The first official candidate in New Jersey’s 2017 gubernatorial race called on Governor Chris Christie to foot the bill for the investigation into the Bridgegate scandal instead of drawing on tax coffers. The investigation into whether Christie knew about two appointees’ plot to close down lanes on the George Washington Bridge in retaliation against the mayor of Fort Lee has cost the state over $10 million.
The administration, Murphy said, has effectively been investigating itself. The former Goldman Sachs executive and one-time U.S. ambassador to Germany called for an independent audit of the legal fees Christie’s defense firm Gibson Dunn has billed to taxpayers.
“If he won’t allow an independent audit, Governor Christie should pay back taxpayers every penny he has squandered on this cover up,” Murphy said. “New Jersey’s taxpayers have no confidence in an audit conducted by people who report to the governor.”
The firm has earned at least $8 million over the course of the investigation, which found no wrongdoing on the governor’s part. A digital forensics team earned $2.5 million.
“This entire, sorry episode is emblematic of an administration that serves to protect the special interests, not the people’s interests, and puts politics first,” Murphy continued. “New Jersey needs a governor who will have its back and actually cares about looking after all eight-million-plus residents of this state.”
A representative from the governor’s office was quick to refute the charge that the administration acted improperly. Pointing to Murphy’s similarities with former governor Jon Corzine, who served as the CEO of Goldman Sachs before serving in the U.S. Senate and then as governor, spokesman Brian Murray said the administration has followed all the proper procedures.

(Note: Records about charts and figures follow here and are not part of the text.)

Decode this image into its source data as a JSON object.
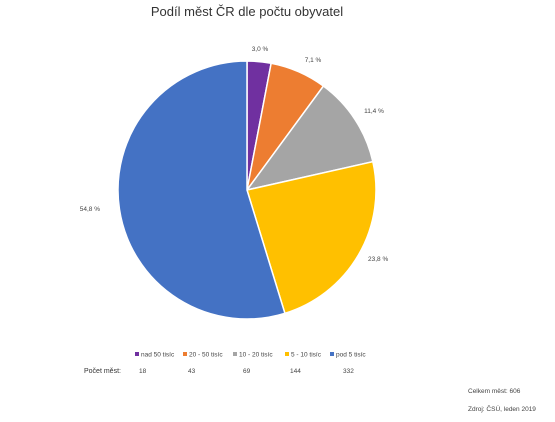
{
  "chart_data": {
    "type": "pie",
    "title": "Podíl měst ČR dle počtu obyvatel",
    "categories": [
      "nad 50 tisíc",
      "20 - 50 tisíc",
      "10 - 20 tisíc",
      "5 - 10 tisíc",
      "pod 5 tisíc"
    ],
    "values": [
      3.0,
      7.1,
      11.4,
      23.8,
      54.8
    ],
    "value_labels": [
      "3,0 %",
      "7,1 %",
      "11,4 %",
      "23,8 %",
      "54,8 %"
    ],
    "counts": [
      18,
      43,
      69,
      144,
      332
    ],
    "colors": [
      "#7030A0",
      "#ED7D31",
      "#A5A5A5",
      "#FFC000",
      "#4472C4"
    ],
    "legend_placement": "bottom",
    "counts_row_label": "Počet měst:"
  },
  "footer": {
    "total": "Celkem měst: 606",
    "source": "Zdroj: ČSÚ, leden 2019"
  }
}
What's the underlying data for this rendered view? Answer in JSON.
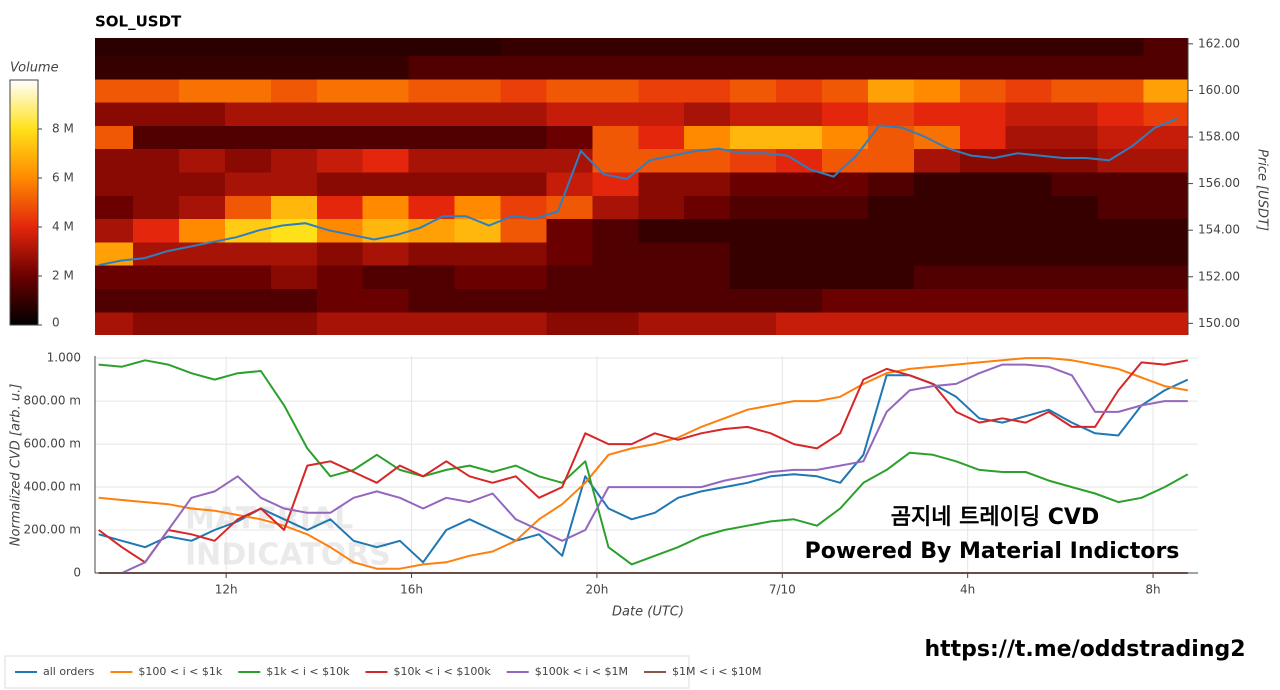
{
  "chart_data": [
    {
      "type": "heatmap",
      "title": "SOL_USDT",
      "y_label": "Price [USDT]",
      "xlim": [
        9.17,
        32.97
      ],
      "ylim": [
        149.5,
        162.25
      ],
      "yticks": [
        {
          "value": 150,
          "label": "150.00"
        },
        {
          "value": 152,
          "label": "152.00"
        },
        {
          "value": 154,
          "label": "154.00"
        },
        {
          "value": 156,
          "label": "156.00"
        },
        {
          "value": 158,
          "label": "158.00"
        },
        {
          "value": 160,
          "label": "160.00"
        },
        {
          "value": 162,
          "label": "162.00"
        }
      ],
      "bins": [
        9.17,
        10,
        11,
        12,
        13,
        14,
        15,
        16,
        17,
        18,
        19,
        20,
        21,
        22,
        23,
        24,
        25,
        26,
        27,
        28,
        29,
        30,
        31,
        32,
        32.97
      ],
      "rows": [
        150,
        151,
        152,
        153,
        154,
        155,
        156,
        157,
        158,
        159,
        160,
        161,
        162
      ],
      "z": [
        [
          3000000,
          2500000,
          2500000,
          2500000,
          2500000,
          3000000,
          3000000,
          3000000,
          3000000,
          3000000,
          2500000,
          2500000,
          3000000,
          3000000,
          3000000,
          3500000,
          3500000,
          3500000,
          3500000,
          3500000,
          3500000,
          3500000,
          3500000,
          3500000
        ],
        [
          1500000,
          1500000,
          1500000,
          1500000,
          1500000,
          2000000,
          2000000,
          1500000,
          1500000,
          1500000,
          1500000,
          1500000,
          1500000,
          1500000,
          1500000,
          1500000,
          2000000,
          2000000,
          2000000,
          2000000,
          2000000,
          2000000,
          2000000,
          2000000
        ],
        [
          2000000,
          2000000,
          2000000,
          2000000,
          2500000,
          2000000,
          1500000,
          1500000,
          2000000,
          2000000,
          1500000,
          1500000,
          1500000,
          1500000,
          1000000,
          1000000,
          1000000,
          1000000,
          1500000,
          1500000,
          1500000,
          1500000,
          1500000,
          1500000
        ],
        [
          6500000,
          3000000,
          3000000,
          3000000,
          3000000,
          2500000,
          3000000,
          2500000,
          2500000,
          2500000,
          2000000,
          1500000,
          1500000,
          1500000,
          1000000,
          1000000,
          1000000,
          1000000,
          1000000,
          1000000,
          1000000,
          1000000,
          1000000,
          1000000
        ],
        [
          3000000,
          4000000,
          6000000,
          7500000,
          8000000,
          6000000,
          7000000,
          6500000,
          7000000,
          5000000,
          2000000,
          1500000,
          1000000,
          1000000,
          1000000,
          1000000,
          1000000,
          1000000,
          1000000,
          1000000,
          1000000,
          1000000,
          1000000,
          1000000
        ],
        [
          2000000,
          2500000,
          3000000,
          5000000,
          7000000,
          4000000,
          6000000,
          4000000,
          6000000,
          4500000,
          5000000,
          3000000,
          2500000,
          2000000,
          1500000,
          1500000,
          1500000,
          1000000,
          1000000,
          1000000,
          1000000,
          1000000,
          1500000,
          1500000
        ],
        [
          2500000,
          2500000,
          2500000,
          3000000,
          3000000,
          2500000,
          2500000,
          2500000,
          2500000,
          2500000,
          3500000,
          4000000,
          2500000,
          2500000,
          2000000,
          2000000,
          2000000,
          1500000,
          1000000,
          1000000,
          1000000,
          1500000,
          1500000,
          1500000
        ],
        [
          2500000,
          2500000,
          3000000,
          2500000,
          3000000,
          3500000,
          4000000,
          3000000,
          3000000,
          3000000,
          3000000,
          5000000,
          5000000,
          5000000,
          4500000,
          4000000,
          5000000,
          5000000,
          3000000,
          2500000,
          2500000,
          2500000,
          3000000,
          3000000
        ],
        [
          5000000,
          1500000,
          1500000,
          1500000,
          1500000,
          1500000,
          1500000,
          1500000,
          1500000,
          1500000,
          2000000,
          5000000,
          4000000,
          6000000,
          7000000,
          7000000,
          6000000,
          5000000,
          5500000,
          4000000,
          3000000,
          3000000,
          3500000,
          3500000
        ],
        [
          2500000,
          2500000,
          2500000,
          3000000,
          3000000,
          3000000,
          3000000,
          3000000,
          3000000,
          3000000,
          3500000,
          3500000,
          3500000,
          3000000,
          3500000,
          3500000,
          4000000,
          4500000,
          4000000,
          4000000,
          3500000,
          3500000,
          4000000,
          4500000
        ],
        [
          5000000,
          5000000,
          5500000,
          5500000,
          5000000,
          5500000,
          5500000,
          5000000,
          5000000,
          4500000,
          5000000,
          5000000,
          4500000,
          4500000,
          5000000,
          4500000,
          5000000,
          6500000,
          6000000,
          5000000,
          4500000,
          5000000,
          5000000,
          6500000
        ],
        [
          1000000,
          1000000,
          1000000,
          1000000,
          1000000,
          1000000,
          1000000,
          1500000,
          1500000,
          1500000,
          1500000,
          1500000,
          1500000,
          1500000,
          1500000,
          1500000,
          1500000,
          1500000,
          1500000,
          1500000,
          1500000,
          1500000,
          1500000,
          1500000
        ],
        [
          800000,
          800000,
          800000,
          800000,
          800000,
          800000,
          800000,
          800000,
          800000,
          1000000,
          1000000,
          1000000,
          1000000,
          1000000,
          1000000,
          1000000,
          1000000,
          1000000,
          1000000,
          1000000,
          1000000,
          1000000,
          1000000,
          1500000
        ]
      ],
      "colorbar": {
        "title": "Volume",
        "zlim": [
          0,
          10000000
        ],
        "ticks": [
          0,
          {
            "value": 2000000,
            "label": "2 M"
          },
          {
            "value": 4000000,
            "label": "4 M"
          },
          {
            "value": 6000000,
            "label": "6 M"
          },
          {
            "value": 8000000,
            "label": "8 M"
          }
        ],
        "colorscale": [
          "#000000",
          "#6b0000",
          "#e3260c",
          "#ff8a00",
          "#ffe11a",
          "#ffffff"
        ]
      },
      "x": [
        9.25,
        9.75,
        10.25,
        10.75,
        11.25,
        11.75,
        12.25,
        12.75,
        13.25,
        13.75,
        14.25,
        14.75,
        15.25,
        15.75,
        16.25,
        16.75,
        17.25,
        17.75,
        18.25,
        18.75,
        19.25,
        19.75,
        20.25,
        20.75,
        21.25,
        21.75,
        22.25,
        22.75,
        23.25,
        23.75,
        24.25,
        24.75,
        25.25,
        25.75,
        26.25,
        26.75,
        27.25,
        27.75,
        28.25,
        28.75,
        29.25,
        29.75,
        30.25,
        30.75,
        31.25,
        31.75,
        32.25,
        32.75
      ],
      "series": [
        {
          "color": "#2f7fc0",
          "values": [
            152.5,
            152.7,
            152.8,
            153.1,
            153.3,
            153.5,
            153.7,
            154.0,
            154.2,
            154.3,
            154.0,
            153.8,
            153.6,
            153.8,
            154.1,
            154.6,
            154.6,
            154.2,
            154.6,
            154.5,
            154.8,
            157.4,
            156.4,
            156.2,
            157.0,
            157.2,
            157.4,
            157.5,
            157.3,
            157.3,
            157.2,
            156.6,
            156.3,
            157.2,
            158.5,
            158.4,
            158.0,
            157.5,
            157.2,
            157.1,
            157.3,
            157.2,
            157.1,
            157.1,
            157.0,
            157.6,
            158.4,
            158.8
          ]
        }
      ]
    },
    {
      "type": "line",
      "x_label": "Date (UTC)",
      "y_label": "Normalized CVD [arb. u.]",
      "xlim": [
        9.17,
        32.97
      ],
      "ylim": [
        0,
        1.01
      ],
      "xticks": [
        {
          "value": 12,
          "label": "12h"
        },
        {
          "value": 16,
          "label": "16h"
        },
        {
          "value": 20,
          "label": "20h"
        },
        {
          "value": 24,
          "label": "7/10"
        },
        {
          "value": 28,
          "label": "4h"
        },
        {
          "value": 32,
          "label": "8h"
        }
      ],
      "yticks": [
        0,
        {
          "value": 0.2,
          "label": "200.00 m"
        },
        {
          "value": 0.4,
          "label": "400.00 m"
        },
        {
          "value": 0.6,
          "label": "600.00 m"
        },
        {
          "value": 0.8,
          "label": "800.00 m"
        },
        {
          "value": 1,
          "label": "1.000"
        }
      ],
      "grid": true,
      "legend": "bottom-left",
      "x": [
        9.25,
        9.75,
        10.25,
        10.75,
        11.25,
        11.75,
        12.25,
        12.75,
        13.25,
        13.75,
        14.25,
        14.75,
        15.25,
        15.75,
        16.25,
        16.75,
        17.25,
        17.75,
        18.25,
        18.75,
        19.25,
        19.75,
        20.25,
        20.75,
        21.25,
        21.75,
        22.25,
        22.75,
        23.25,
        23.75,
        24.25,
        24.75,
        25.25,
        25.75,
        26.25,
        26.75,
        27.25,
        27.75,
        28.25,
        28.75,
        29.25,
        29.75,
        30.25,
        30.75,
        31.25,
        31.75,
        32.25,
        32.75
      ],
      "series": [
        {
          "name": "all orders",
          "color": "#1f77b4",
          "values": [
            0.18,
            0.15,
            0.12,
            0.17,
            0.15,
            0.2,
            0.24,
            0.3,
            0.25,
            0.2,
            0.25,
            0.15,
            0.12,
            0.15,
            0.05,
            0.2,
            0.25,
            0.2,
            0.15,
            0.18,
            0.08,
            0.45,
            0.3,
            0.25,
            0.28,
            0.35,
            0.38,
            0.4,
            0.42,
            0.45,
            0.46,
            0.45,
            0.42,
            0.55,
            0.92,
            0.92,
            0.88,
            0.82,
            0.72,
            0.7,
            0.73,
            0.76,
            0.7,
            0.65,
            0.64,
            0.78,
            0.85,
            0.9
          ]
        },
        {
          "name": "$100 < i < $1k",
          "color": "#ff7f0e",
          "values": [
            0.35,
            0.34,
            0.33,
            0.32,
            0.3,
            0.29,
            0.27,
            0.25,
            0.22,
            0.18,
            0.12,
            0.05,
            0.02,
            0.02,
            0.04,
            0.05,
            0.08,
            0.1,
            0.15,
            0.25,
            0.32,
            0.42,
            0.55,
            0.58,
            0.6,
            0.63,
            0.68,
            0.72,
            0.76,
            0.78,
            0.8,
            0.8,
            0.82,
            0.88,
            0.93,
            0.95,
            0.96,
            0.97,
            0.98,
            0.99,
            1.0,
            1.0,
            0.99,
            0.97,
            0.95,
            0.91,
            0.87,
            0.85
          ]
        },
        {
          "name": "$1k < i < $10k",
          "color": "#2ca02c",
          "values": [
            0.97,
            0.96,
            0.99,
            0.97,
            0.93,
            0.9,
            0.93,
            0.94,
            0.78,
            0.58,
            0.45,
            0.48,
            0.55,
            0.48,
            0.45,
            0.48,
            0.5,
            0.47,
            0.5,
            0.45,
            0.42,
            0.52,
            0.12,
            0.04,
            0.08,
            0.12,
            0.17,
            0.2,
            0.22,
            0.24,
            0.25,
            0.22,
            0.3,
            0.42,
            0.48,
            0.56,
            0.55,
            0.52,
            0.48,
            0.47,
            0.47,
            0.43,
            0.4,
            0.37,
            0.33,
            0.35,
            0.4,
            0.46
          ]
        },
        {
          "name": "$10k < i < $100k",
          "color": "#d62728",
          "values": [
            0.2,
            0.12,
            0.05,
            0.2,
            0.18,
            0.15,
            0.25,
            0.3,
            0.2,
            0.5,
            0.52,
            0.47,
            0.42,
            0.5,
            0.45,
            0.52,
            0.45,
            0.42,
            0.45,
            0.35,
            0.4,
            0.65,
            0.6,
            0.6,
            0.65,
            0.62,
            0.65,
            0.67,
            0.68,
            0.65,
            0.6,
            0.58,
            0.65,
            0.9,
            0.95,
            0.92,
            0.88,
            0.75,
            0.7,
            0.72,
            0.7,
            0.75,
            0.68,
            0.68,
            0.85,
            0.98,
            0.97,
            0.99
          ]
        },
        {
          "name": "$100k < i < $1M",
          "color": "#9467bd",
          "values": [
            0,
            0,
            0.05,
            0.2,
            0.35,
            0.38,
            0.45,
            0.35,
            0.3,
            0.28,
            0.28,
            0.35,
            0.38,
            0.35,
            0.3,
            0.35,
            0.33,
            0.37,
            0.25,
            0.2,
            0.15,
            0.2,
            0.4,
            0.4,
            0.4,
            0.4,
            0.4,
            0.43,
            0.45,
            0.47,
            0.48,
            0.48,
            0.5,
            0.52,
            0.75,
            0.85,
            0.87,
            0.88,
            0.93,
            0.97,
            0.97,
            0.96,
            0.92,
            0.75,
            0.75,
            0.78,
            0.8,
            0.8
          ]
        },
        {
          "name": "$1M < i < $10M",
          "color": "#8c564b",
          "values": [
            0,
            0,
            0,
            0,
            0,
            0,
            0,
            0,
            0,
            0,
            0,
            0,
            0,
            0,
            0,
            0,
            0,
            0,
            0,
            0,
            0,
            0,
            0,
            0,
            0,
            0,
            0,
            0,
            0,
            0,
            0,
            0,
            0,
            0,
            0,
            0,
            0,
            0,
            0,
            0,
            0,
            0,
            0,
            0,
            0,
            0,
            0,
            0
          ]
        }
      ],
      "annotations": [
        "곰지네 트레이딩 CVD",
        "Powered By Material Indictors"
      ],
      "watermark": [
        "MATERIAL",
        "INDICATORS"
      ]
    }
  ],
  "link": "https://t.me/oddstrading2"
}
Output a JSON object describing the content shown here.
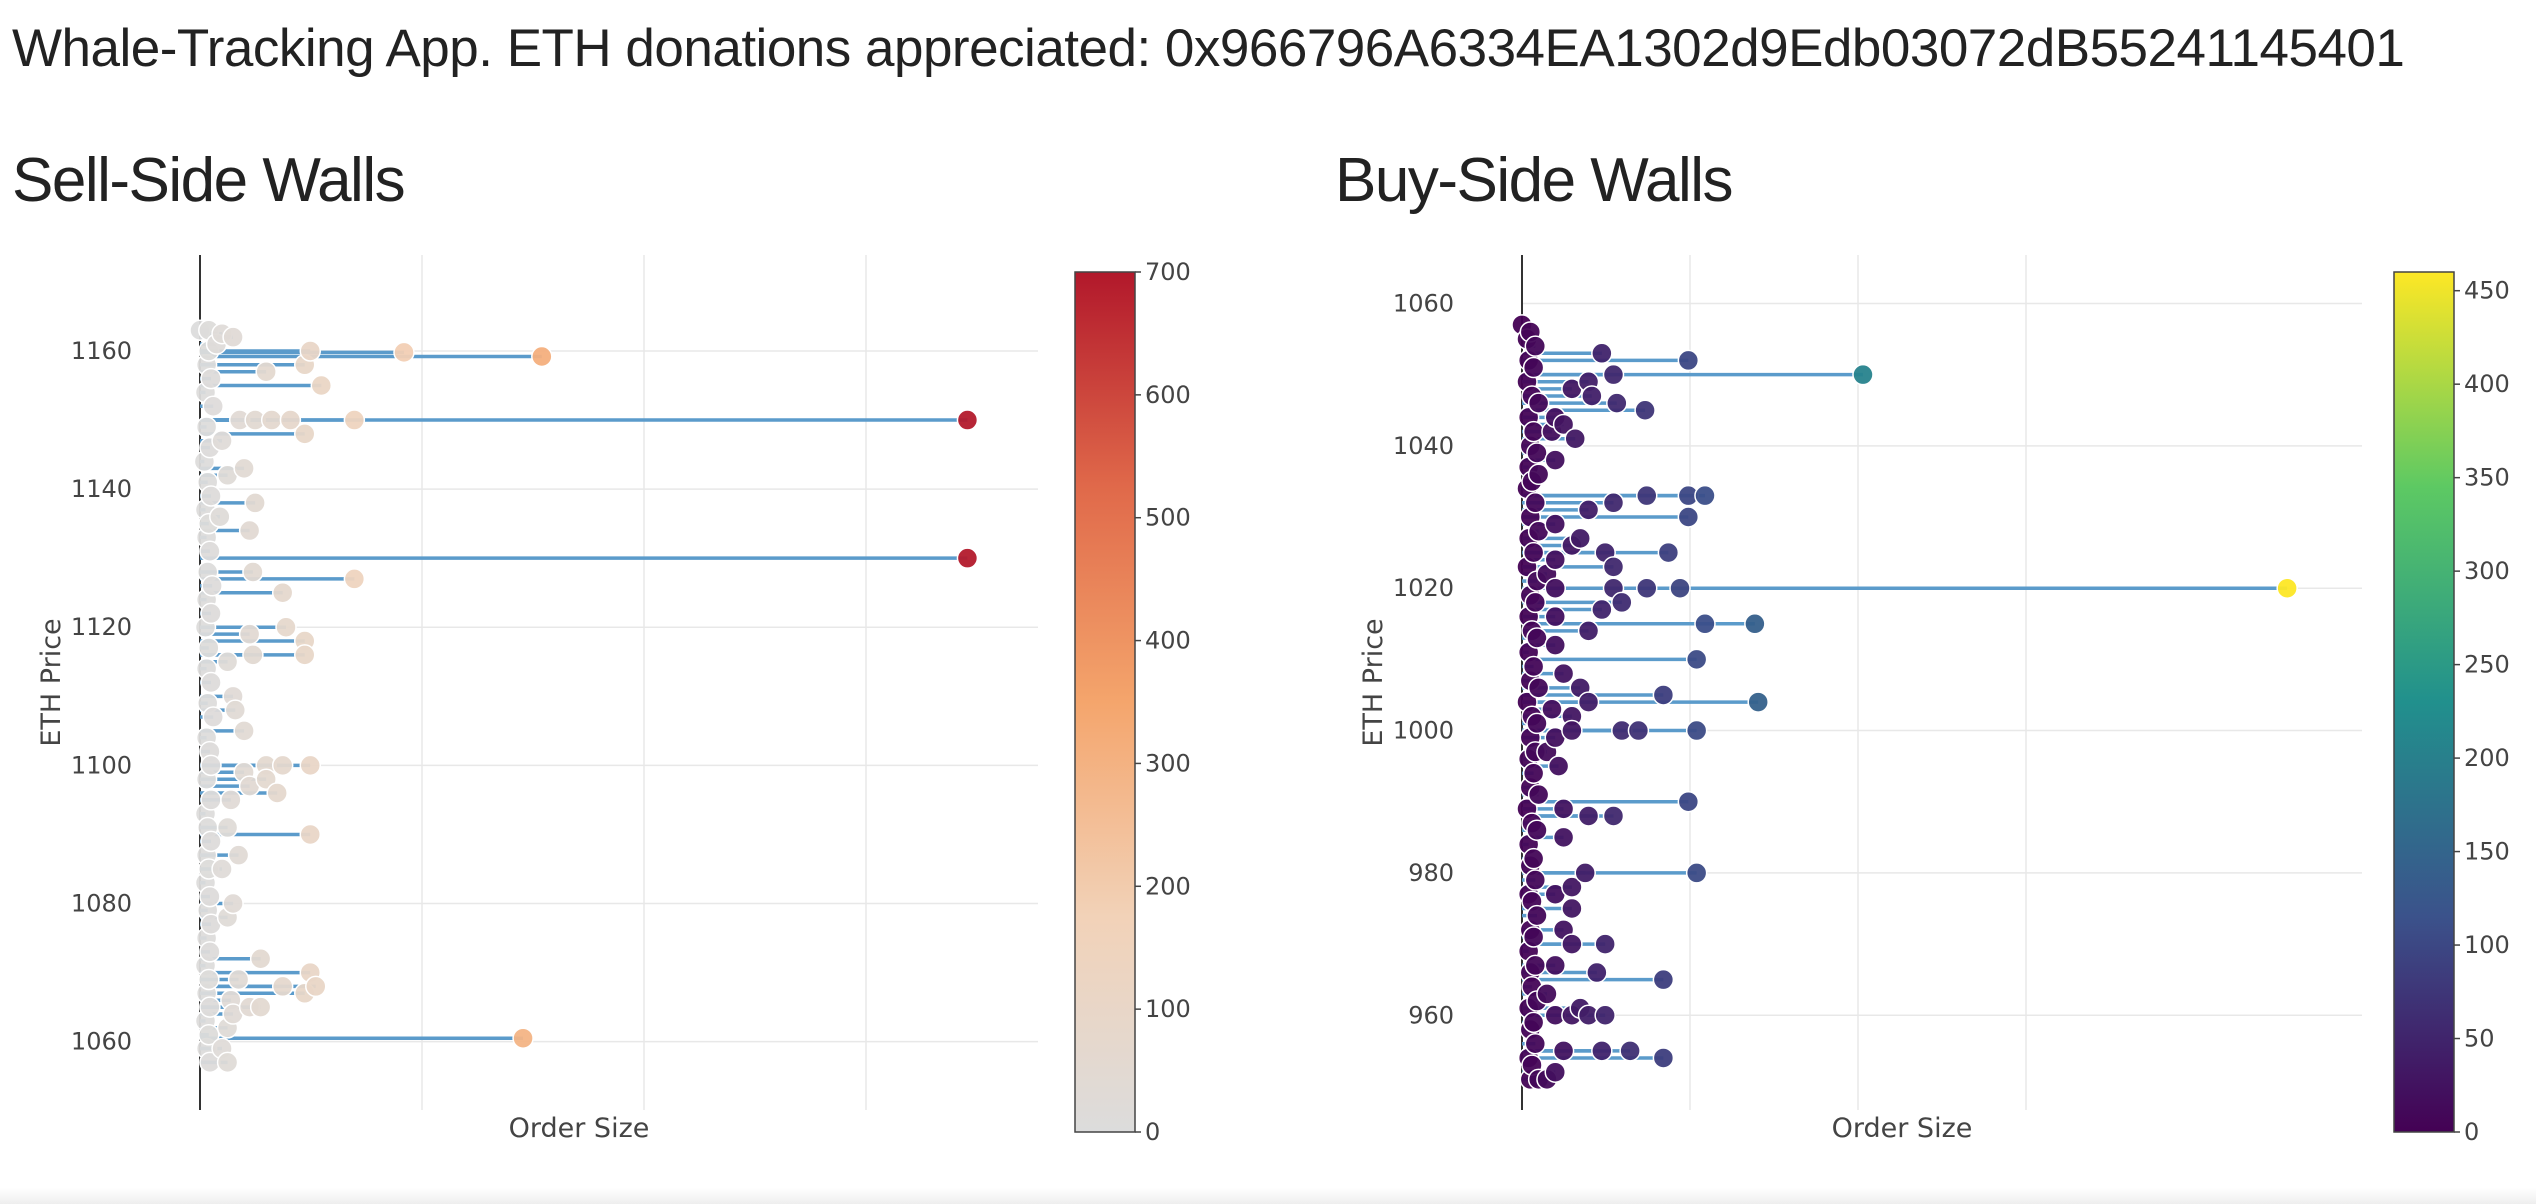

“If this Jon Corzine clone knew anything about the State of New Jersey, he would have realized there is already a very thorough process for the review of all government legal bills,” spokesman Brian Murray told NJ Advance Media.
“He is completely out of touch with reality and should go back to spending his Goldman Sachs millions on something that would help the people of New Jersey and not on his failure of a gubernatorial campaign,” Murray continued.
Those two Christie appointees — former Deputy Chief of Staff Bridget Anne Kelly and former Port Authority Deputy Executive Director Bill Baroni — are going to trial in September for their roles in the plot. Murphy will face off against a long list of rivals for Democratic nomination, including Senate President Steve Sweeney (D-3) and Jersey City Mayor Steve Fulop.